Beginning in June, the pilot programme is being introduced to assess whether such a concept might be feasible across almost every UK sector.
For the time being, however, the trial is set to be the largest of its kind in the UK, with researchers from Oxbridge universities closely monitoring its effectiveness.
As The Independent states, similar trials in other countries have noted that a four-day week can improve productivity and wellbeing, while making it easier for companies to recruit and retain staff.
In essence, workers involved in this summer’s pilot will be given one extra paid day off work per week, meaning that no earnings will be lost compared to the current standard. While currently set to last just six months, it could be extended by the respective companies, should it prove to be successful.
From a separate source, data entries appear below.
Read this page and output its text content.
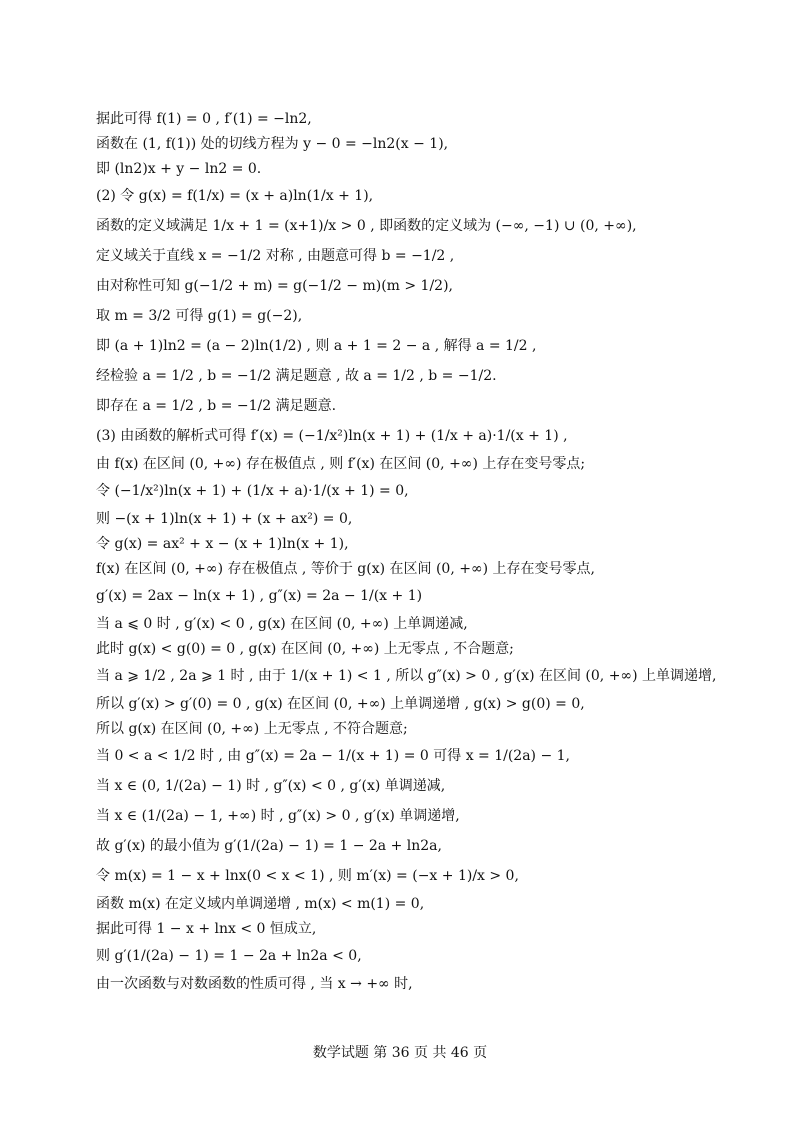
据此可得 f(1) = 0 , f′(1) = −ln2,
函数在 (1, f(1)) 处的切线方程为 y − 0 = −ln2(x − 1),
即 (ln2)x + y − ln2 = 0.
(2) 令 g(x) = f(1/x) = (x + a)ln(1/x + 1),
函数的定义域满足 1/x + 1 = (x+1)/x > 0 , 即函数的定义域为 (−∞, −1) ∪ (0, +∞),
定义域关于直线 x = −1/2 对称 , 由题意可得 b = −1/2 ,
由对称性可知 g(−1/2 + m) = g(−1/2 − m)(m > 1/2),
取 m = 3/2 可得 g(1) = g(−2),
即 (a + 1)ln2 = (a − 2)ln(1/2) , 则 a + 1 = 2 − a , 解得 a = 1/2 ,
经检验 a = 1/2 , b = −1/2 满足题意 , 故 a = 1/2 , b = −1/2.
即存在 a = 1/2 , b = −1/2 满足题意.
(3) 由函数的解析式可得 f′(x) = (−1/x²)ln(x + 1) + (1/x + a)·1/(x + 1) ,
由 f(x) 在区间 (0, +∞) 存在极值点 , 则 f′(x) 在区间 (0, +∞) 上存在变号零点;
令 (−1/x²)ln(x + 1) + (1/x + a)·1/(x + 1) = 0,
则 −(x + 1)ln(x + 1) + (x + ax²) = 0,
令 g(x) = ax² + x − (x + 1)ln(x + 1),
f(x) 在区间 (0, +∞) 存在极值点 , 等价于 g(x) 在区间 (0, +∞) 上存在变号零点,
g′(x) = 2ax − ln(x + 1) , g″(x) = 2a − 1/(x + 1)
当 a ⩽ 0 时 , g′(x) < 0 , g(x) 在区间 (0, +∞) 上单调递减,
此时 g(x) < g(0) = 0 , g(x) 在区间 (0, +∞) 上无零点 , 不合题意;
当 a ⩾ 1/2 , 2a ⩾ 1 时 , 由于 1/(x + 1) < 1 , 所以 g″(x) > 0 , g′(x) 在区间 (0, +∞) 上单调递增,
所以 g′(x) > g′(0) = 0 , g(x) 在区间 (0, +∞) 上单调递增 , g(x) > g(0) = 0,
所以 g(x) 在区间 (0, +∞) 上无零点 , 不符合题意;
当 0 < a < 1/2 时 , 由 g″(x) = 2a − 1/(x + 1) = 0 可得 x = 1/(2a) − 1,
当 x ∈ (0, 1/(2a) − 1) 时 , g″(x) < 0 , g′(x) 单调递减,
当 x ∈ (1/(2a) − 1, +∞) 时 , g″(x) > 0 , g′(x) 单调递增,
故 g′(x) 的最小值为 g′(1/(2a) − 1) = 1 − 2a + ln2a,
令 m(x) = 1 − x + lnx(0 < x < 1) , 则 m′(x) = (−x + 1)/x > 0,
函数 m(x) 在定义域内单调递增 , m(x) < m(1) = 0,
据此可得 1 − x + lnx < 0 恒成立,
则 g′(1/(2a) − 1) = 1 − 2a + ln2a < 0,
由一次函数与对数函数的性质可得 , 当 x → +∞ 时,
数学试题 第 36 页 共 46 页
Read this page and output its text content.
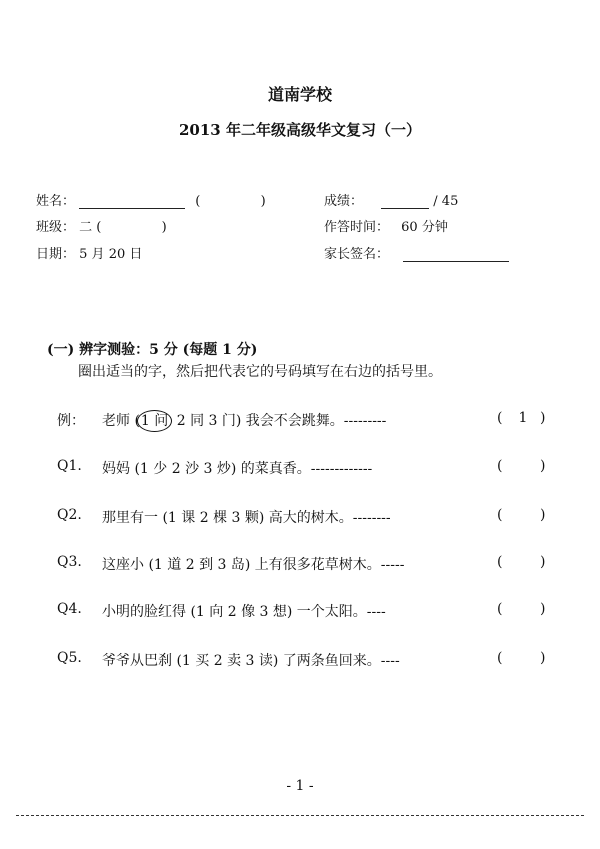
道南学校
2013 年二年级高级华文复习（一）
姓名：	(	)	成绩：	/ 45
班级： 二 (	)	作答时间： 60 分钟
日期： 5 月 20 日	家长签名：
(一) 辨字测验：5 分 (每题 1 分)
圈出适当的字，然后把代表它的号码填写在右边的括号里。
例： 老师 (1 问 2 同 3 门) 我会不会跳舞。---------	(	1 )
Q1. 妈妈 (1 少 2 沙 3 炒) 的菜真香。-------------	(	)
Q2. 那里有一 (1 课 2 棵 3 颗) 高大的树木。--------	(	)
Q3. 这座小 (1 道 2 到 3 岛) 上有很多花草树木。-----	(	)
Q4. 小明的脸红得 (1 向 2 像 3 想) 一个太阳。----	(	)
Q5. 爷爷从巴刹 (1 买 2 卖 3 读) 了两条鱼回来。----	(	)
- 1 -
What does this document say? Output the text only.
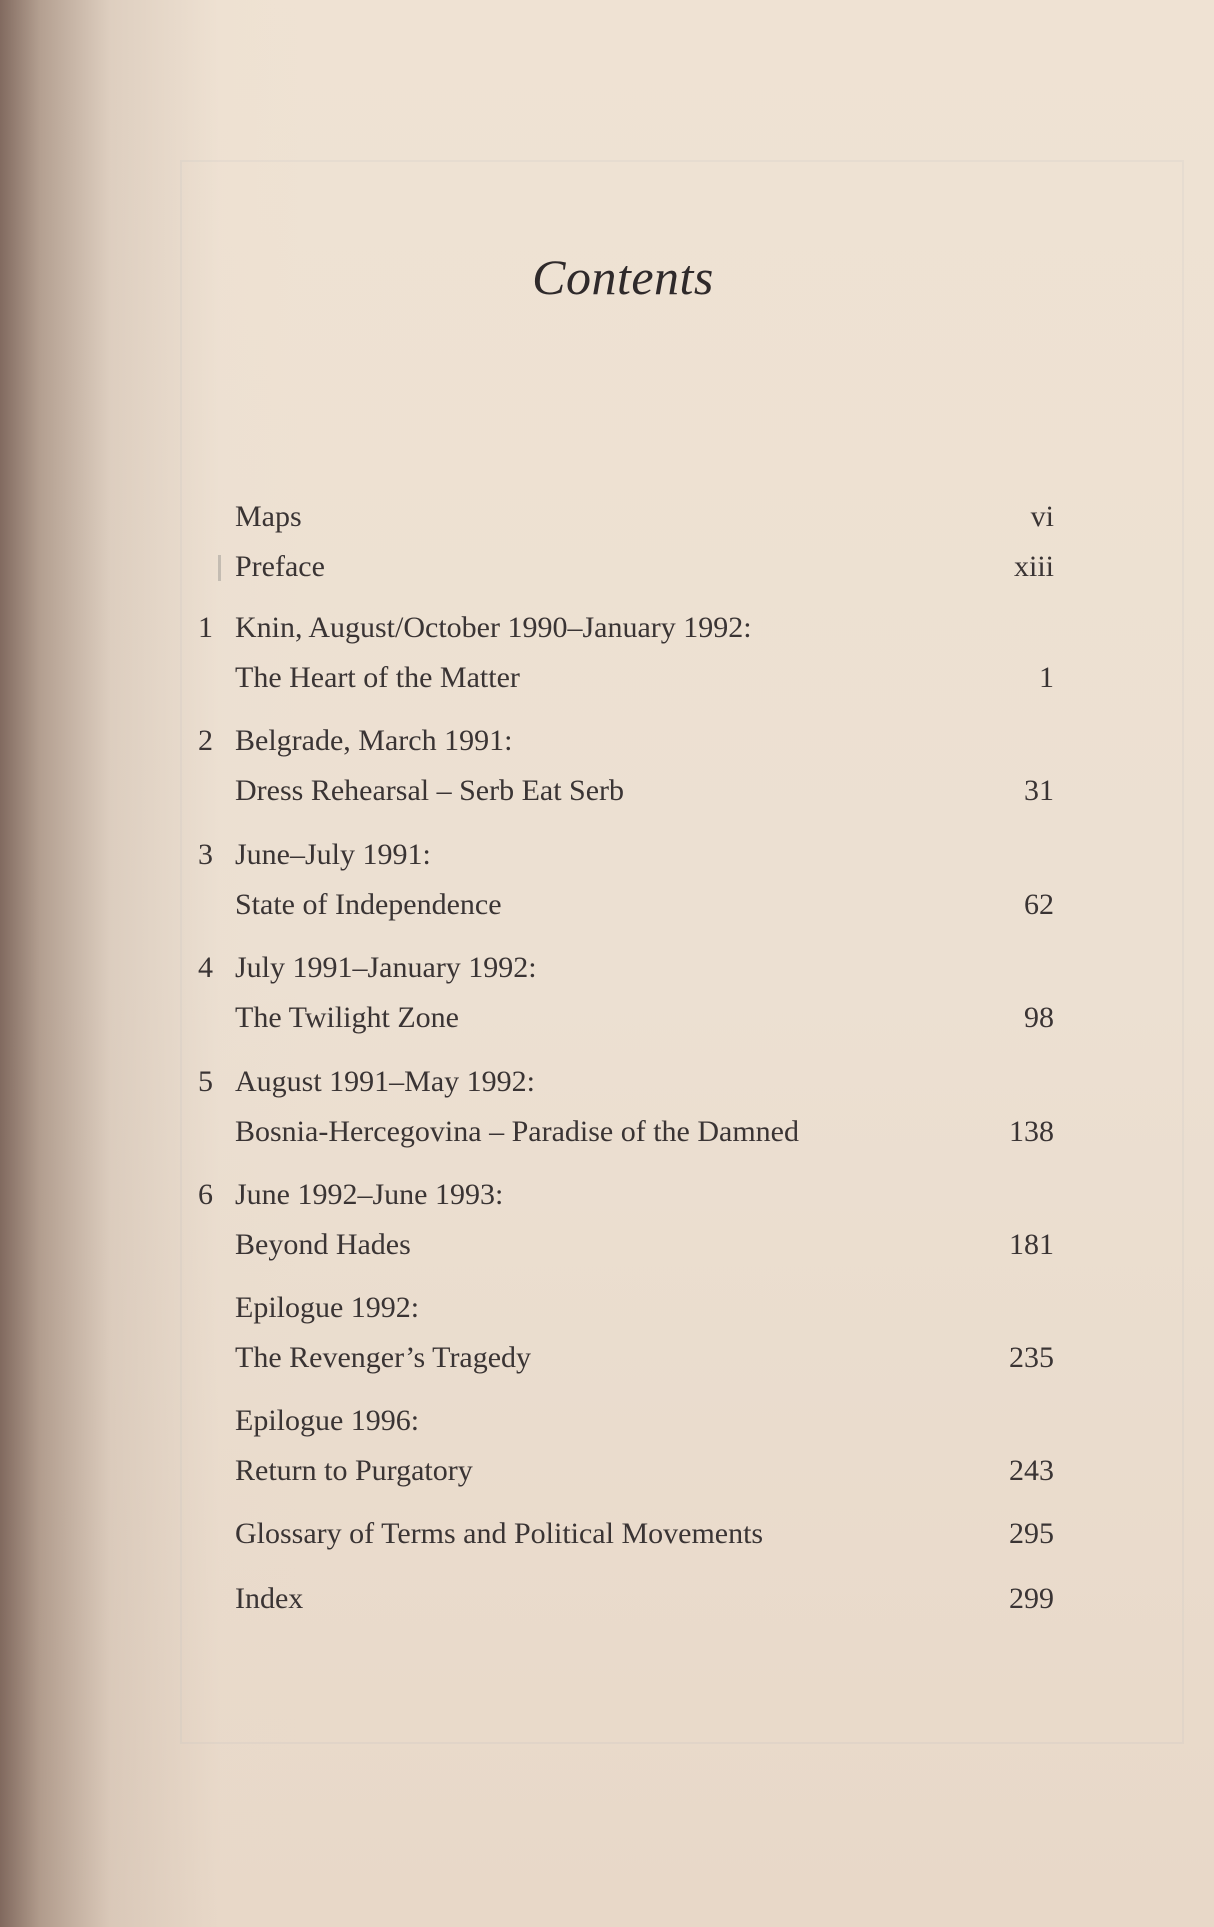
Contents
Maps	vi
Preface	xiii
1 Knin, August/October 1990–January 1992:
The Heart of the Matter	1
2 Belgrade, March 1991:
Dress Rehearsal – Serb Eat Serb	31
3 June–July 1991:
State of Independence	62
4 July 1991–January 1992:
The Twilight Zone	98
5 August 1991–May 1992:
Bosnia-Hercegovina – Paradise of the Damned	138
6 June 1992–June 1993:
Beyond Hades	181
Epilogue 1992:
The Revenger’s Tragedy	235
Epilogue 1996:
Return to Purgatory	243
Glossary of Terms and Political Movements	295
Index	299
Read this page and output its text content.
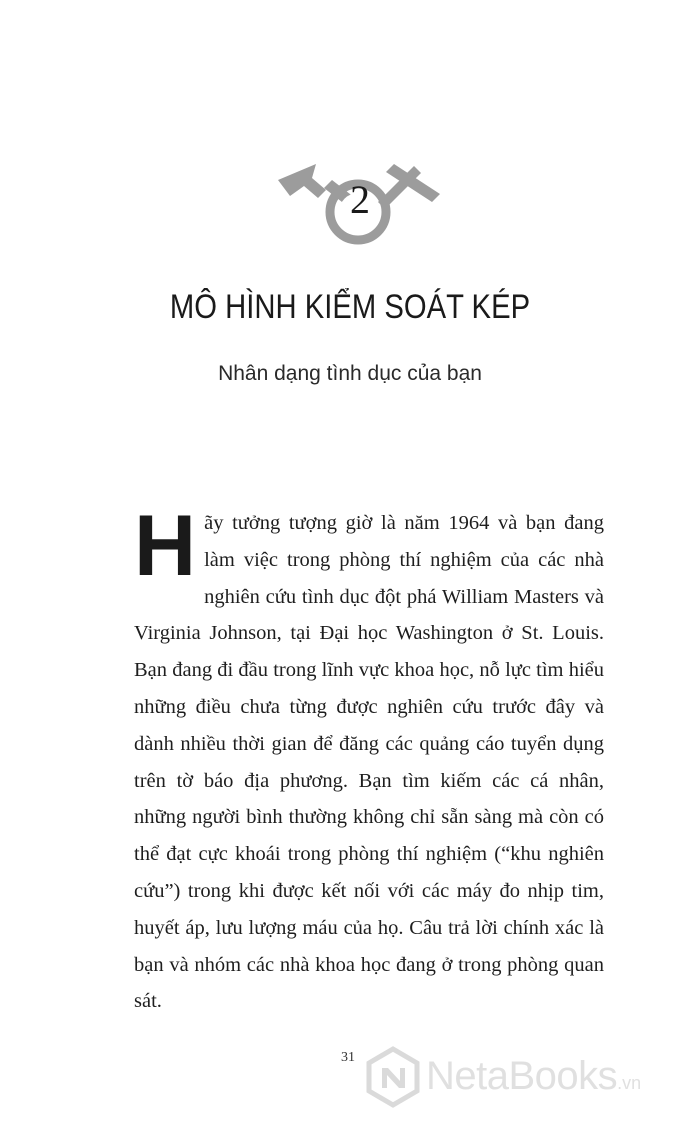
2
MÔ HÌNH KIỂM SOÁT KÉP

Nhân dạng tình dục của bạn

Hãy tưởng tượng giờ là năm 1964 và bạn đang làm việc trong phòng thí nghiệm của các nhà nghiên cứu tình dục đột phá William Masters và Virginia Johnson, tại Đại học Washington ở St. Louis. Bạn đang đi đầu trong lĩnh vực khoa học, nỗ lực tìm hiểu những điều chưa từng được nghiên cứu trước đây và dành nhiều thời gian để đăng các quảng cáo tuyển dụng trên tờ báo địa phương. Bạn tìm kiếm các cá nhân, những người bình thường không chỉ sẵn sàng mà còn có thể đạt cực khoái trong phòng thí nghiệm (“khu nghiên cứu”) trong khi được kết nối với các máy đo nhịp tim, huyết áp, lưu lượng máu của họ. Câu trả lời chính xác là bạn và nhóm các nhà khoa học đang ở trong phòng quan sát.

31	NetaBooks.vn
Companies involved in the potentially revolutionary trial include mobile games developer, Hutch, Yo Telecom, Pressure Drop Brewing and Platten Fish and Chips.
The idea itself was first conceived by a non-profit called 4 Day Week Global, who worked in close collaboration with think tank Autonomy to turn the concept into a reality.
Joe O’Connor, the Pilot Programme Manager for 4 Day Week Global, recently said: "More and more businesses are moving to productivity-focused strategies to enable them to reduce worker hours without reducing pay.
"We are excited by the growing momentum and interest in our pilot program and in the four-day week more broadly.
"The four-day week challenges the current model of work and helps companies move away from simply measuring how long people are ‘at work’, to a sharper focus on the output being produced. 2022 will be the year that heralds in this bold new future of work."
Brendan Burchill, from Autonomy, added: “With the social and environmental benefits of the shorter working week becoming clearer, grassroots support more widespread, and technology available to maintain productivity, the time has come for more organisations to take the leap and unravel the practicalities.
“This scheme has tremendous potential to progress from conversations about the general advantages of a shorter working week to focussed discussions on how organisations can implement it in the best possible way.”